Friday, February 3

On Companionates and Passionates

Despite not thinking much of the book, one of the Good Things™ I did get from my recent reading of Aziz Ansari's Modern Romance was a more precise and possibly more accessible vocabulary. Vocabulary is quite powerful: its primary use is to communicate thoughts and ideas to other people, but even if you never use it outside of your own head it also has the power to cement and crystallise otherwise nascent "languageless" thoughts and ideas that you might have floating around in the attic that is your brain. This in turn helps you figure out, challenge and nail the stuff you probably already know, and the fact that most of the notes I made during the book were not really about the book kind of demonstrates this. Of course for the sake of full disclosure those who know me will already suspect where my biases lie. Oh and yes, a relationships and marriage post is probably a bit cringeworthy especially after so much time has elapsed since the last one... but I know you all love these anyway.

So then to start, here's some of the vocabulary I learned. We'll start with the objective, that is, a marriage. There are generally two types of marriage that people (perhaps subconsciously) look for, the respective levels of popularity of which have largely shifted over time and generations. A "Companionate Marriage" is something quite functional and perhaps a little prescriptive, the given solution to real practical life problems like survival and organisation. It was largely associated with classic gender roles, tying the knot at a young age and "being happy with what you have" rather than stressing the pursuit of larger and potentially more ambitious things. It would have been pretty tribal too - so you meet people in your family, or neighbourhood, or your community. The primary point of this type of marriage is the marriage itself, that is its effect on those around it as well as those in it - so it was more of a duty or responsibility than something to enjoy. It's the model that some of us may have witnessed our parents following, and it might even have been what we learned to expect for ourselves and so perhaps then something we took for granted.

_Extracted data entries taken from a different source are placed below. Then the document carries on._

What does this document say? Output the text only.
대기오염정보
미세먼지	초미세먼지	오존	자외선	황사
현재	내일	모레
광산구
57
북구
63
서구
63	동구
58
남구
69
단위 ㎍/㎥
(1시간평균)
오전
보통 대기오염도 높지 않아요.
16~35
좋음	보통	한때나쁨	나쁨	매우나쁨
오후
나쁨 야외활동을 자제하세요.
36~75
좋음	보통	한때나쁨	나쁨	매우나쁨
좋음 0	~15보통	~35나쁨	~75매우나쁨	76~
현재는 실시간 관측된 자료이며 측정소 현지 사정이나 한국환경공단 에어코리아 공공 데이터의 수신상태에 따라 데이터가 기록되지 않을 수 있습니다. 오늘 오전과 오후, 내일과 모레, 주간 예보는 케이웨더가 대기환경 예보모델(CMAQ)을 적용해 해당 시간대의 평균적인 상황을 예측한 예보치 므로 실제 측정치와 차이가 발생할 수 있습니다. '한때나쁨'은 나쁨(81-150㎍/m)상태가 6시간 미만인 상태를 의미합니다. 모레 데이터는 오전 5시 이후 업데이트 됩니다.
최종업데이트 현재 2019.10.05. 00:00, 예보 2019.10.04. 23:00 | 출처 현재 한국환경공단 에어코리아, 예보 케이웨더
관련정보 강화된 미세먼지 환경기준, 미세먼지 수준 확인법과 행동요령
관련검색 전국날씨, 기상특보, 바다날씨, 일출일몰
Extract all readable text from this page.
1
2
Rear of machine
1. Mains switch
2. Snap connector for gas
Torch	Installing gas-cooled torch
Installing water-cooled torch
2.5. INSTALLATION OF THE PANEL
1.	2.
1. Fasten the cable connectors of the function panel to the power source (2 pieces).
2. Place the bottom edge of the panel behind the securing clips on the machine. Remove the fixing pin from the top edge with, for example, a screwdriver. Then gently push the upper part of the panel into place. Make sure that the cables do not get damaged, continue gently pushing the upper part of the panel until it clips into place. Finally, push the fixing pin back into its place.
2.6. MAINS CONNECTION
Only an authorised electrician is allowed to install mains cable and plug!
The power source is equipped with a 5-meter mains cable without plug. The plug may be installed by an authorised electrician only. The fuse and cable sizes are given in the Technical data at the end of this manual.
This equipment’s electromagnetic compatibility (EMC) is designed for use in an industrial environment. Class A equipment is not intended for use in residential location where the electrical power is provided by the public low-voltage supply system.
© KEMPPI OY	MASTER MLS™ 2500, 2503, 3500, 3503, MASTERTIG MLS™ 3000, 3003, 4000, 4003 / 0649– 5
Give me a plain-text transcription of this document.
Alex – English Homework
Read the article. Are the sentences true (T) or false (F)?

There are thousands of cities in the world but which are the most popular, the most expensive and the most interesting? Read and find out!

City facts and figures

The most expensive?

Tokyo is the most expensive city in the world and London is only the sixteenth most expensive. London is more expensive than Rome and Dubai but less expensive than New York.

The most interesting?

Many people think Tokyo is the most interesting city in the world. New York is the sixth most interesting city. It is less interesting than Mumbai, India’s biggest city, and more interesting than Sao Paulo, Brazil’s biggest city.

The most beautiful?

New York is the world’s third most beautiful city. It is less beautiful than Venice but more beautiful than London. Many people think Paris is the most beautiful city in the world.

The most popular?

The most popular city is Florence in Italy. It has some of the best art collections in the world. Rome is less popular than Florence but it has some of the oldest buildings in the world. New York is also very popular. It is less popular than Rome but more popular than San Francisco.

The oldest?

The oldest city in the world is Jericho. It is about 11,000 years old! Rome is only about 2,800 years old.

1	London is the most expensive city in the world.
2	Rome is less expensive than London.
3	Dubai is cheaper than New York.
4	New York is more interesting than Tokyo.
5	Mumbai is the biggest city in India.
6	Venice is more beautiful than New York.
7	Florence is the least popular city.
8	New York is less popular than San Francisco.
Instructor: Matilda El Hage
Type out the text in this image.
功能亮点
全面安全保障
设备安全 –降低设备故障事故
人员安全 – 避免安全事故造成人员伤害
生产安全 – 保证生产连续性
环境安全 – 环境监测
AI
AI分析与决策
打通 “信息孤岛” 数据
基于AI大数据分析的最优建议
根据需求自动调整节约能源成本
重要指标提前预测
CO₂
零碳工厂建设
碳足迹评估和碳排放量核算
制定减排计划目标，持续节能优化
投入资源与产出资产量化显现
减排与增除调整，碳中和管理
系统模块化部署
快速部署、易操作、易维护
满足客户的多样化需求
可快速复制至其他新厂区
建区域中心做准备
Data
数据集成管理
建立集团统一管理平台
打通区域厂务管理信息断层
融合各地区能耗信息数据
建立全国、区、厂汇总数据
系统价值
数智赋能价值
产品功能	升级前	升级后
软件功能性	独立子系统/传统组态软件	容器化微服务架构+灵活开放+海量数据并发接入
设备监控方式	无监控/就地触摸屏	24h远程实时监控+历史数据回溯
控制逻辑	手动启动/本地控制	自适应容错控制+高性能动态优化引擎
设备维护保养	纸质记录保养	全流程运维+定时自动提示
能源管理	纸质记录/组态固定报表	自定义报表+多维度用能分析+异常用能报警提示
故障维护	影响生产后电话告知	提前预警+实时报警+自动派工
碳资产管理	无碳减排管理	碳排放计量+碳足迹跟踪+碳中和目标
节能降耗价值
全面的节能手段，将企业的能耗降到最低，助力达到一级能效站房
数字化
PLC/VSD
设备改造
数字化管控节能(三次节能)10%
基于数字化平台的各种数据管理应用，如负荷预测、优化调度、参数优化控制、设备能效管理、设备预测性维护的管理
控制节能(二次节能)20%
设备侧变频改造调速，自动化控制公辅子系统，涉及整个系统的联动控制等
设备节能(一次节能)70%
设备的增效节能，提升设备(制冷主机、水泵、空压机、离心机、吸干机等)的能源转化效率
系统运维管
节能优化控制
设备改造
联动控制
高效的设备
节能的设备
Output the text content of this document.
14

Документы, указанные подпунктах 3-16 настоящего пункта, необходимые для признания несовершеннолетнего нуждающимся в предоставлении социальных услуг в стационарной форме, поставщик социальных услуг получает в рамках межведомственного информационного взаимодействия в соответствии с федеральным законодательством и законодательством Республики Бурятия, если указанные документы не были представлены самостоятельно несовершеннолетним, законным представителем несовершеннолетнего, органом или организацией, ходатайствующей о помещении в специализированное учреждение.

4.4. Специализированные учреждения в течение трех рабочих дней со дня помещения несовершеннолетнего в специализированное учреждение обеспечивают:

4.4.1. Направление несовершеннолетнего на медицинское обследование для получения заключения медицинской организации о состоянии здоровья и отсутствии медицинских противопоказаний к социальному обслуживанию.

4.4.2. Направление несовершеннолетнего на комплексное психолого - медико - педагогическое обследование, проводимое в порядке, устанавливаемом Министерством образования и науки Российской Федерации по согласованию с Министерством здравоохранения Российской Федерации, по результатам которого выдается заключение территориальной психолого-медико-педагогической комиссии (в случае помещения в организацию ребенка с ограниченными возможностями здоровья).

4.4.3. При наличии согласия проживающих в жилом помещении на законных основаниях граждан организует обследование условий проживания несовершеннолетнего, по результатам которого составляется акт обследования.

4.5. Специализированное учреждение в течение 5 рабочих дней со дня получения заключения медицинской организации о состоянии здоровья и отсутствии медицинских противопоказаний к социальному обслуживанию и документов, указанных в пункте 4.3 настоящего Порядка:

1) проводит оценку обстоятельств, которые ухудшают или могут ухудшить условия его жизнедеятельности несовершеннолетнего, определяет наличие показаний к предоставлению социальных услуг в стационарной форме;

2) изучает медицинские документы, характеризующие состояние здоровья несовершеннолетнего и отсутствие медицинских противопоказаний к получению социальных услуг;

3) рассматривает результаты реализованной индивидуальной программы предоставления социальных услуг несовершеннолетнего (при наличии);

The contrary then is a Passionate Marriage, one in which there is no clear functional point except for those in the marriage to be able to feel a certain way. Intensity is important, particularly during the discovery phase, as is the excitement and, as it says on the tin, the passion. Although it can often be about sharing unique external experiences together, this is usually to extract individual value and effect. And on the theme of individuality, the practical needs from previous years are less important in such marriages as many in them are more rounded independent agents themselves. As the results of this type of marriage are largely subjective, there tends not to be a perceivable upper limit to what can be achieved, or put another way, the success of such relationships can sometimes be difficult to ascertain; one can always be happier after all. It would be pretty crass to lay the increasing popularity of passionate marriages at the feet of the media and marketing, but the two are correlated to an extent.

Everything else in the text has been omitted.